Quote:Britain faces a return to 1970s-style power blackouts and disruption to its electricity supplies within four years, the energy regulator warned yesterday.

Ofgem raised the spectre of a return to the three-day week for British industry as the country scrambles to renovate its crumbling power infrastructure ahead of new EU pollution rules that will force the closure of a quarter of UK power stations by 2015.

Alistair Buchanan, Ofgem’s chief executive, said: “There could be a potential shortfall in the period 2013-18 ... Life might be pretty cold.”

In extreme scenarios such as during periods of unusually harsh winter weather, Mr Buchanan said that Britain could be forced to switch off power supplies to large factories to conserve dwindling electricity supplies for households.

Ofgem said that in such circumstances, “involuntary curtailment of demand” for large energy users might be the only solution.
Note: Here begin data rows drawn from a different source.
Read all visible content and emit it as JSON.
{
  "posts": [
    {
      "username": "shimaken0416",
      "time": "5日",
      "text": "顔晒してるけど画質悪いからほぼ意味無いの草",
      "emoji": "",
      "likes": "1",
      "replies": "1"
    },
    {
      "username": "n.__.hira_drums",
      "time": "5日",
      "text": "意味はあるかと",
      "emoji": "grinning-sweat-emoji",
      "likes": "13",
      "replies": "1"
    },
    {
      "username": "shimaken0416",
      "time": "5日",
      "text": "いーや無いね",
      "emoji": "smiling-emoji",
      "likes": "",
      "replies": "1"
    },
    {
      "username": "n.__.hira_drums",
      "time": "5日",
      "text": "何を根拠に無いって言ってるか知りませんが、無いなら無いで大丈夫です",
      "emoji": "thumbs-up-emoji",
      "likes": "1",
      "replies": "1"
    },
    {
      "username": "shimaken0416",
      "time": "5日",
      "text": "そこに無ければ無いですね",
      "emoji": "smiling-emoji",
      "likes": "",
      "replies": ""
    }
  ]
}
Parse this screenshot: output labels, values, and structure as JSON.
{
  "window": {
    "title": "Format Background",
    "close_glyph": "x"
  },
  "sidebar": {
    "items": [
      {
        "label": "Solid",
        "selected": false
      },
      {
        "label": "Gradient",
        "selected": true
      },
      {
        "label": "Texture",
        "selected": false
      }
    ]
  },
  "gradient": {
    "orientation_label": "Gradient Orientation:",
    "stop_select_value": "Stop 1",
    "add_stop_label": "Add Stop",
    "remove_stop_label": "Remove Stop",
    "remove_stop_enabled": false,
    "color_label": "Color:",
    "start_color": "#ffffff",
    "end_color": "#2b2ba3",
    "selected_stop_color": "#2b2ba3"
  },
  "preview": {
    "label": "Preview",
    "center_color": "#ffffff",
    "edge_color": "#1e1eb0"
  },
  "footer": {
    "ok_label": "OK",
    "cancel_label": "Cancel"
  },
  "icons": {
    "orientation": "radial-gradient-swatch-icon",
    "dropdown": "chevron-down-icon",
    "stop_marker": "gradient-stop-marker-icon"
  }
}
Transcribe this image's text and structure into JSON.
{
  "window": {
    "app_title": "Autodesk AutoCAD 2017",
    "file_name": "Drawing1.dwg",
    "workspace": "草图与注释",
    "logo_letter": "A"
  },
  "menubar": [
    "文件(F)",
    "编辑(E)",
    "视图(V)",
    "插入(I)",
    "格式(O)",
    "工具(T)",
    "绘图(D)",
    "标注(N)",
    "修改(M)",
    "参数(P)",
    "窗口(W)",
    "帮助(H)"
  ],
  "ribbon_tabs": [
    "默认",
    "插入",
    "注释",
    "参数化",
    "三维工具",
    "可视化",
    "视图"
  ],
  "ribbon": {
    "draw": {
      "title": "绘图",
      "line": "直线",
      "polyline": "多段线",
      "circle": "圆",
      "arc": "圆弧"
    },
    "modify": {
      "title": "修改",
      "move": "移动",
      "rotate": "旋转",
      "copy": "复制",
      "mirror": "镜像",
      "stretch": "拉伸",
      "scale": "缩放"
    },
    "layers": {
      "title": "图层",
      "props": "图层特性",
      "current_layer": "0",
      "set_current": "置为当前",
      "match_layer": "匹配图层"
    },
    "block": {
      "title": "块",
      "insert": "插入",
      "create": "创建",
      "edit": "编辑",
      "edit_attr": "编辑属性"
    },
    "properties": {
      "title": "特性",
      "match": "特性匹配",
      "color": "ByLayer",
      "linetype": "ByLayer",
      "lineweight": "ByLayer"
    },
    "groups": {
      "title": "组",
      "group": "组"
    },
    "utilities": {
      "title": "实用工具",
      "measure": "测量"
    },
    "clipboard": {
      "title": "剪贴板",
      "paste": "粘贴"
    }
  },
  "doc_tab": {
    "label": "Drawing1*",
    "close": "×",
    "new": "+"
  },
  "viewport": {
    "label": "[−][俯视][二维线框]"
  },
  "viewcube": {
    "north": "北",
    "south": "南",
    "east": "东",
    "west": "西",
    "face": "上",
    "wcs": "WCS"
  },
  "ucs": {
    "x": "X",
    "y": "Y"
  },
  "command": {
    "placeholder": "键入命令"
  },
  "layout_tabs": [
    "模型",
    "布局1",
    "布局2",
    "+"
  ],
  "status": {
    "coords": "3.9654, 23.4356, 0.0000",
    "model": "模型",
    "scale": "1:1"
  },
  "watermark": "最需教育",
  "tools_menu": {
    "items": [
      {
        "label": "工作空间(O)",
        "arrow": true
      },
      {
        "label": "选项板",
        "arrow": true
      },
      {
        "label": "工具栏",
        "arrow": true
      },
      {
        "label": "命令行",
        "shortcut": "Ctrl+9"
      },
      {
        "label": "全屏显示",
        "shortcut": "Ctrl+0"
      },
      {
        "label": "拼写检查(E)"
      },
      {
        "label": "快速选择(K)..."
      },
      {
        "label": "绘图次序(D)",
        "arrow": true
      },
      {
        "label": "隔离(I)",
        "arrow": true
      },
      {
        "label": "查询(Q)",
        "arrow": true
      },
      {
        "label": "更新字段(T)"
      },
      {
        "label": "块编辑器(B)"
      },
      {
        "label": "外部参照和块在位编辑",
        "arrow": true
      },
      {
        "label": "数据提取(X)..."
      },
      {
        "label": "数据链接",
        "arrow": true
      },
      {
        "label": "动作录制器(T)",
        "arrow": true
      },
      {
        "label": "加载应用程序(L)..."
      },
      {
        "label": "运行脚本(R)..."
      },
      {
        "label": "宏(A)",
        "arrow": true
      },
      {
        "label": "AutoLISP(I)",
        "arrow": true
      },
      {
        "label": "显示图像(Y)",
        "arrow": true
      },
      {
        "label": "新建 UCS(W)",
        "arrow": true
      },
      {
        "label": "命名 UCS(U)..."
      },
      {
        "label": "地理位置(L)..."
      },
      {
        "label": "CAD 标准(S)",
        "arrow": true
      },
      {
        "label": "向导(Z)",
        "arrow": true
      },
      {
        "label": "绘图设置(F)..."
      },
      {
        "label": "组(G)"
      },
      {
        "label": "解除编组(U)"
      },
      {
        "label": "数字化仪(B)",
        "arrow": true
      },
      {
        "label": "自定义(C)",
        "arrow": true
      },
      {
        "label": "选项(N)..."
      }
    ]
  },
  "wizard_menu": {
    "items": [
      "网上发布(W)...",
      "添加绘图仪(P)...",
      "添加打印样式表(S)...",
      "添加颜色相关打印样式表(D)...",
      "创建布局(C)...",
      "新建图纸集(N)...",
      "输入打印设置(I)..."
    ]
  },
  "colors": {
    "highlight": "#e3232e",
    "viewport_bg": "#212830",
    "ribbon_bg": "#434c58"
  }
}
Speaking at the publication of Project Discovery, a report from Ofgem on the security of energy supplies, Mr Buchanan said that a failure to tackle the issue had left Britain more vulnerable to energy supply shocks than any other major country in Europe. Germany and France, he said, were “way ahead of us” in terms of investing in new, lower-carbon power supplies, adding that only “massive reductions” in demand achieved through energy savings could rescue consumers from swingeing increases in their energy bills of up to 60 per cent.

Ofgem said that by 2020 Britain needed to spend between £95 billion and £200 billion on new wind farms, gas, nuclear and biomass power stations, as well as high-voltage transmission networks to ensure reliable supplies and meet tough targets to cut carbon emissions.

But Jeremy Nicholson, of the Energy Intensive Users Group, which represents some of Britain’s biggest manufacturers, including Corus, the steelmaker, said Britain was entering “very dangerous territory”.

He warned that such major disruption presented a “material threat to heavy industry” and added that manufacturers could be facing even bigger rises in their energy bills than consumers — as much as 120 per cent.

Ed Miliband, Secretary of State for Energy and Climate Change, acknowledged the need for greater action.

He said: “I think Government does need to play more of a role if we are going to get the low-carbon transition and if we are going to get security of supply.”